Friday Headlines, May 17, 2013
THE LATEST IN THE GEOSCIENCES
Ichthyosaurs were marine reptiles (not dinosaurs) that looked superficially like dolphins, the most obvious difference being that their tail fins are vertical, like all fishes, not horizontal, like all marine mammals.
A specimen of a new fossil ichthyosaur, named Malawania, was recovered from a track used by mules. The fossil preserved much of the front half of the animal, such that paleontologists could work out its relationships with other ichthyosaurs.
Malawania is Cretaceous in age. Its closest fossil relatives are from the early Jurassic, more than 66 million years earlier.
Prior to the discovery of Malawania, it was thought that each new evolutionary step in ichthyosaurs resulted in faster and more streamlined swimmers. This supported the idea of ‘gradualist‘ evolution, where species are modified in tiny steps over great spans of time.
Malawania represents evidence of ‘stasis’ in evolution, an important concept in the evolutionary process called ‘punctuated equilibrium,’ wherein species remain essentially unchanged for millions of years (stasis) then undergo rapid changes in very short intervals (punctuation).
So when you see other headlines saying that this discovery revolutionized the understanding of evolution, what is meant is that Malawania is evidence for punctuated equilibrium in the evolution of ichthyosaurs. It is not a huge change in the overall theory of evolution (unlike what some headlines seem to suggest!).
You’ve probably heard that.
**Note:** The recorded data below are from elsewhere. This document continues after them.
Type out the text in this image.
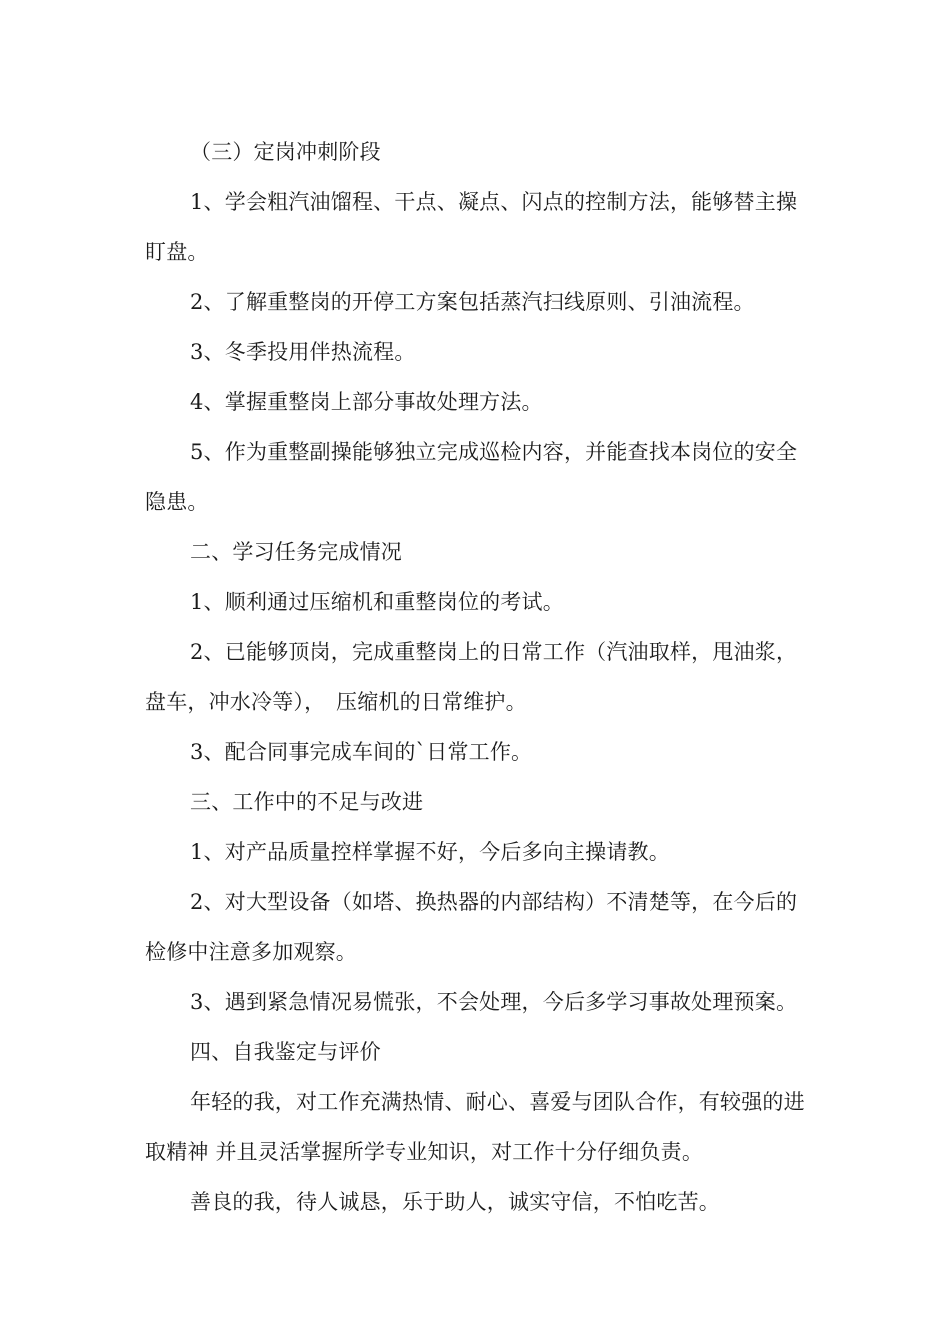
（三）定岗冲刺阶段

1、学会粗汽油馏程、干点、凝点、闪点的控制方法，能够替主操盯盘。

2、了解重整岗的开停工方案包括蒸汽扫线原则、引油流程。

3、冬季投用伴热流程。

4、掌握重整岗上部分事故处理方法。

5、作为重整副操能够独立完成巡检内容，并能查找本岗位的安全隐患。

二、学习任务完成情况

1、顺利通过压缩机和重整岗位的考试。

2、已能够顶岗，完成重整岗上的日常工作（汽油取样，甩油浆，盘车，冲水冷等），　压缩机的日常维护。

3、配合同事完成车间的`日常工作。

三、工作中的不足与改进

1、对产品质量控样掌握不好，今后多向主操请教。

2、对大型设备（如塔、换热器的内部结构）不清楚等，在今后的检修中注意多加观察。

3、遇到紧急情况易慌张，不会处理，今后多学习事故处理预案。

四、自我鉴定与评价

年轻的我，对工作充满热情、耐心、喜爱与团队合作，有较强的进取精神 并且灵活掌握所学专业知识，对工作十分仔细负责。

善良的我，待人诚恳，乐于助人，诚实守信，不怕吃苦。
You might not know what it means.
400 ppm means that for every million gas molecules in the atmosphere, 400 of them are carbon dioxide.
Well that doesn’t sound so bad.
The last time carbon dioxide was so high was 3-5 million years ago, well prior to the existence of modern humans.
Well, 3-5 million years ago, the world was a lot warmer than it is now, for one. The Arctic was forested, not icy. Things were different.
And this new development suggests we might be heading that way again!
Read more here.
One important question in paleontology and especially in human evolution is when, exactly, did the lineage of primates that lead to humans diverge from the lineage that leads on to modern old world monkeys.
Paleontologists and anthropologists have found many of the most important finds regarding human evolution in the East African Rift system. This time they discovered two new species of primate in rocks approximately 25 million years old.
One of the new species, Rukwapithecus fleaglei, is recognized as a homonid (a primate on the human lineage). The other species is Nsungwepithecus gunnelli, is identified as a cercopithecid (an old world monkey). In both cases, the identifications are made based upon teeth and jaw fragments, which is common practice when dealing with fossil mammal teeth.
That these two species were found together at this locality means that as long as 25 million years ago, the lineages of men and old world monkeys were distinct. Prior to this discovery, the best localities documenting these distinct lineages were millions of years younger.
This new, older, age matches better with estimates of the splitting of the two lineages based upon DNA analysis. It’s nice when two fields of science reach generally the same conclusion!